Il y a bien longtemps de cela, dans l’ancienne Russie des tsars, vivait dans un village proche de la cité de Volvograd une jeune fille nommée Iouliana. Un jour, sa mère, domestique trop pauvre
pour assurer la subsistance de ses deux enfants, la plaça comme servante dans une famille noble. Iouliana, alors âgée seulement de dix ans, dut se plier à la demande maternelle pour permettre à
son frère aîné de poursuivre ses études. Très jeune, Ivan avait montré des dispositions exceptionnelles pour le dessin et malgré leur pauvreté, ses parents l’encouragèrent à persévérer dans cette
voie. Depuis, Ivan était devenu l’espoir de sa famille et l’on rêvait pour lui d’un avenir brillant de peintre.
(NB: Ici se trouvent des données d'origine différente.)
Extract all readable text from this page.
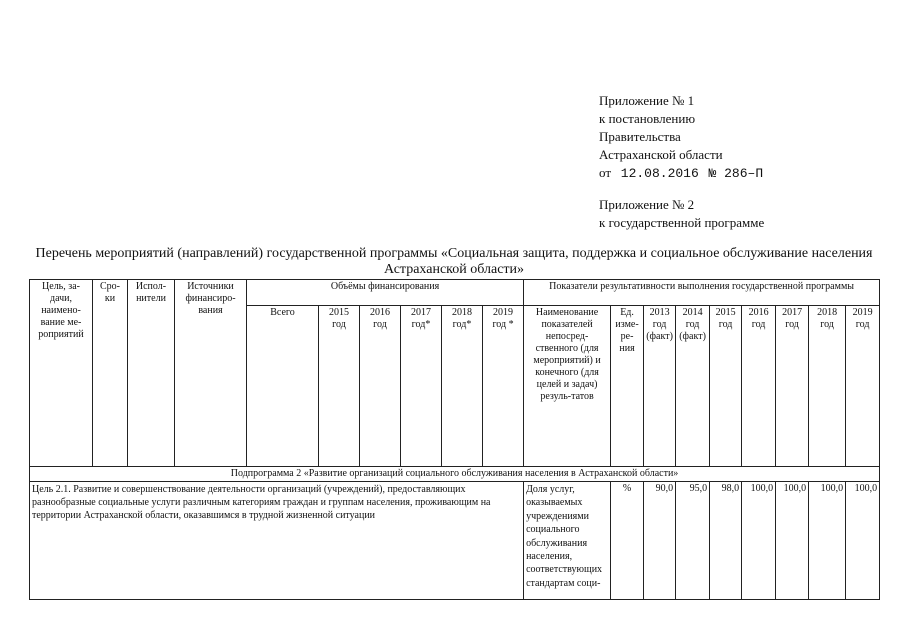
Приложение № 1
к постановлению
Правительства
Астраханской области
от 12.08.2016 № 286–П
Приложение № 2
к государственной программе
Перечень мероприятий (направлений) государственной программы «Социальная защита, поддержка и социальное обслуживание населения Астраханской области»
Цель, за-дачи, наимено-вание ме-роприятий	Сро-ки	Испол-нители	Источники финансиро-вания	Объёмы финансирования						Показатели результативности выполнения государственной программы								
				Всего	2015 год	2016 год	2017 год*	2018 год*	2019 год *	Наименование показателей непосред-ственного (для мероприятий) и конечного (для целей и задач) резуль-татов	Ед. изме-ре-ния	2013 год (факт)	2014 год (факт)	2015 год	2016 год	2017 год	2018 год	2019 год
Подпрограмма 2 «Развитие организаций социального обслуживания населения в Астраханской области»																		
Цель 2.1. Развитие и совершенствование деятельности организаций (учреждений), предоставляющих разнообразные социальные услуги различным категориям граждан и группам населения, проживающим на территории Астраханской области, оказавшимся в трудной жизненной ситуации										Доля услуг, оказываемых учреждениями социального обслуживания населения, соответствующих стандартам соци-	%	90,0	95,0	98,0	100,0	100,0	100,0	100,0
Depuis, les journées de la fillette se passaient tristement, à astiquer les
parquets du château où elle était employée. Le dimanche, ses maîtres, un vieux couple de boyards, l’autorisaient à rentrer voir ses parents. Sa mère, Anna, s’était remariée quelques années plus
tôt avec un pauvre moujik dénommé Andreï qui la traitait avec bienveillance mais qui, à ses yeux, ne pourrait jamais remplacer son père. Ce dernier avait disparu mystérieusement une journée de
printemps, alors qu’elle avait à peine sept ans et son frère onze ans. Depuis, il n’avait plus donné signe de vie. Cette disparition subite avait plongé sa mère dans le désarroi.
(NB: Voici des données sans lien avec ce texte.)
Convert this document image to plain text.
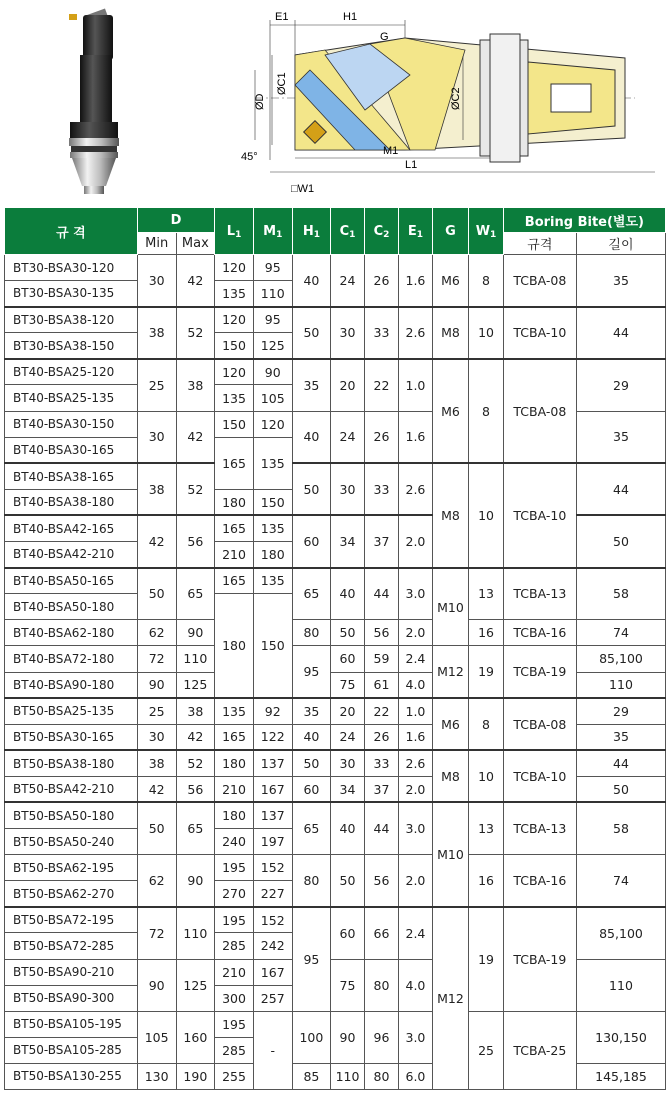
E1	H1
G
ØC1
ØD	ØC2
M1
L1
45°
□W1
규 격	D		$L_1$	$M_1$	$H_1$	$C_1$	$C_2$	$E_1$	G	$W_1$	Boring Bite(별도)	
	Min	Max									규격	길이
BT30-BSA30-120	30	42	120	95	40	24	26	1.6	M6	8	TCBA-08	35
BT30-BSA30-135			135	110								
BT30-BSA38-120	38	52	120	95	50	30	33	2.6	M8	10	TCBA-10	44
BT30-BSA38-150			150	125								
BT40-BSA25-120	25	38	120	90	35	20	22	1.0	M6	8	TCBA-08	29
BT40-BSA25-135			135	105								
BT40-BSA30-150	30	42	150	120	40	24	26	1.6				35
BT40-BSA30-165			165	135								
BT40-BSA38-165	38	52			50	30	33	2.6	M8	10	TCBA-10	44
BT40-BSA38-180			180	150								
BT40-BSA42-165	42	56	165	135	60	34	37	2.0				50
BT40-BSA42-210			210	180								
BT40-BSA50-165	50	65	165	135	65	40	44	3.0	M10	13	TCBA-13	58
BT40-BSA50-180			180	150								
BT40-BSA62-180	62	90			80	50	56	2.0		16	TCBA-16	74
BT40-BSA72-180	72	110			95	60	59	2.4	M12	19	TCBA-19	85,100
BT40-BSA90-180	90	125				75	61	4.0				110
BT50-BSA25-135	25	38	135	92	35	20	22	1.0	M6	8	TCBA-08	29
BT50-BSA30-165	30	42	165	122	40	24	26	1.6				35
BT50-BSA38-180	38	52	180	137	50	30	33	2.6	M8	10	TCBA-10	44
BT50-BSA42-210	42	56	210	167	60	34	37	2.0				50
BT50-BSA50-180	50	65	180	137	65	40	44	3.0	M10	13	TCBA-13	58
BT50-BSA50-240			240	197								
BT50-BSA62-195	62	90	195	152	80	50	56	2.0		16	TCBA-16	74
BT50-BSA62-270			270	227								
BT50-BSA72-195	72	110	195	152	95	60	66	2.4	M12	19	TCBA-19	85,100
BT50-BSA72-285			285	242								
BT50-BSA90-210	90	125	210	167		75	80	4.0				110
BT50-BSA90-300			300	257								
BT50-BSA105-195	105	160	195	-	100	90	96	3.0		25	TCBA-25	130,150
BT50-BSA105-285			285									
BT50-BSA130-255	130	190	255		85	110	80	6.0				145,185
Deux fois l’an, au moment de la Nouvelle Année et des semailles, Iouliana rendait visite à sa marraine Zinaïda. Cette femme encore jeune, née au sein d’une famille pauvre, était d’une beauté à
couper le souffle. Ses cheveux blonds comme un rayon de soleil, sagement regroupés en deux longues nattes, ses pommettes hautes, son sourire et sa voix flûtée avaient rendu fou d’amour nombre
d’hommes de sa province. Mais la belle avait repoussé bien des partis, n’acceptant un jour d’être demandée en mariage que par un vieux boyard très riche. C’était il y a quelques années de cela.
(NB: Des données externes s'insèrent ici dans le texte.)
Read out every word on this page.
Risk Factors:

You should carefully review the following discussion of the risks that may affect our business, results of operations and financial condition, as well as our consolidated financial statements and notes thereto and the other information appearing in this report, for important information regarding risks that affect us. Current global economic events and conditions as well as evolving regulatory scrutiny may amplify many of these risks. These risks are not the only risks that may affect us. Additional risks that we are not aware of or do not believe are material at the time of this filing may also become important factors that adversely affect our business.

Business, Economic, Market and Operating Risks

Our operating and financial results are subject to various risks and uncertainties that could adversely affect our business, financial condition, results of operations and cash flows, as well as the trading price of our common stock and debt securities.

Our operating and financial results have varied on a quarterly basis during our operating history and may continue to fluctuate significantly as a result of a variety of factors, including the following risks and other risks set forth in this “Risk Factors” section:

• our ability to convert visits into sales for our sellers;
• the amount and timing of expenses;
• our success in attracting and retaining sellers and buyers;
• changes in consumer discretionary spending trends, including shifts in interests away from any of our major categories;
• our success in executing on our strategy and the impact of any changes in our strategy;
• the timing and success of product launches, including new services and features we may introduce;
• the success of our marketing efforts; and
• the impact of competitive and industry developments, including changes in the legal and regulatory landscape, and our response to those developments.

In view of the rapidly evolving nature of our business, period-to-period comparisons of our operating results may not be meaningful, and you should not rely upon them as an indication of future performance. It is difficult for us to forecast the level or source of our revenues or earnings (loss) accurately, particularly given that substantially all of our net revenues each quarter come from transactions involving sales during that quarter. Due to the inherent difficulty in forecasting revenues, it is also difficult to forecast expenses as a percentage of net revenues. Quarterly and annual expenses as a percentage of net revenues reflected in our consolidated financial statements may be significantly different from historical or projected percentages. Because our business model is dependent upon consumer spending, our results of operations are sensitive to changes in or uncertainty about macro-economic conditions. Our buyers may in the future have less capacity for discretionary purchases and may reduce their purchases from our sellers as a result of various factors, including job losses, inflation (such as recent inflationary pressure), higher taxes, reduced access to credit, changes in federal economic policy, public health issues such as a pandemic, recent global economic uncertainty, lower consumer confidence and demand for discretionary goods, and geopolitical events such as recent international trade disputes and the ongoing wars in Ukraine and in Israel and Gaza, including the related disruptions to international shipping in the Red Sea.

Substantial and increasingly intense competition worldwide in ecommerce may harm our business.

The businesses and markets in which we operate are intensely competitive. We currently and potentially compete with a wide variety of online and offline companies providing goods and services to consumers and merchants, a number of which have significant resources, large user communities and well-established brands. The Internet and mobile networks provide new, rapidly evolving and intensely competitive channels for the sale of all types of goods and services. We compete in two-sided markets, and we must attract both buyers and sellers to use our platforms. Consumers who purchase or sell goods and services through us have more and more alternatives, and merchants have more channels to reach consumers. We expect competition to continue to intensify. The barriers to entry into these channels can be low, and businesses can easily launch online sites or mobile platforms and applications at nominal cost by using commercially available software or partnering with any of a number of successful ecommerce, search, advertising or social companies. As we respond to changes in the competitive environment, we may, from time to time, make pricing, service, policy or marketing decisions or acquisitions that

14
On avait fêté cette union par une noce dont parlaient encore parfois les gens du village. Son mari était mort prématurément dans des conditions mystérieuses et depuis la jeune femme portait le
deuil. On disait aussi de sa marraine qu’elle avait des dons de guérisseuse mais la jeune fille n’appréciait guère cette femme. Sous des dehors affables et charitables, dès lors qu’elle se
trouvait seule avec sa filleule, elle devenait dure et méprisante, traitant la fillette guère mieux qu’une domestique. Elle se plaisait à l’humilier. Son visage si beau prenait alors une
expression terrible, sa voix devenue cassante ne rappelait en rien la voix doucereuse qu’elle affectait en société. Ces paroles acerbes et les coups qu’elle lui infligeait effrayaient la petite
Iouliana. Pourtant jamais elle ne parla de ses mauvais traitements à sa mère ou à son frère, tant elle craignait les foudres de sa marraine. De plus, qui l’aurait crue ? Aux yeux de la
famille, Zinaïda était une femme bonne et une excellente marraine pour Iouliana.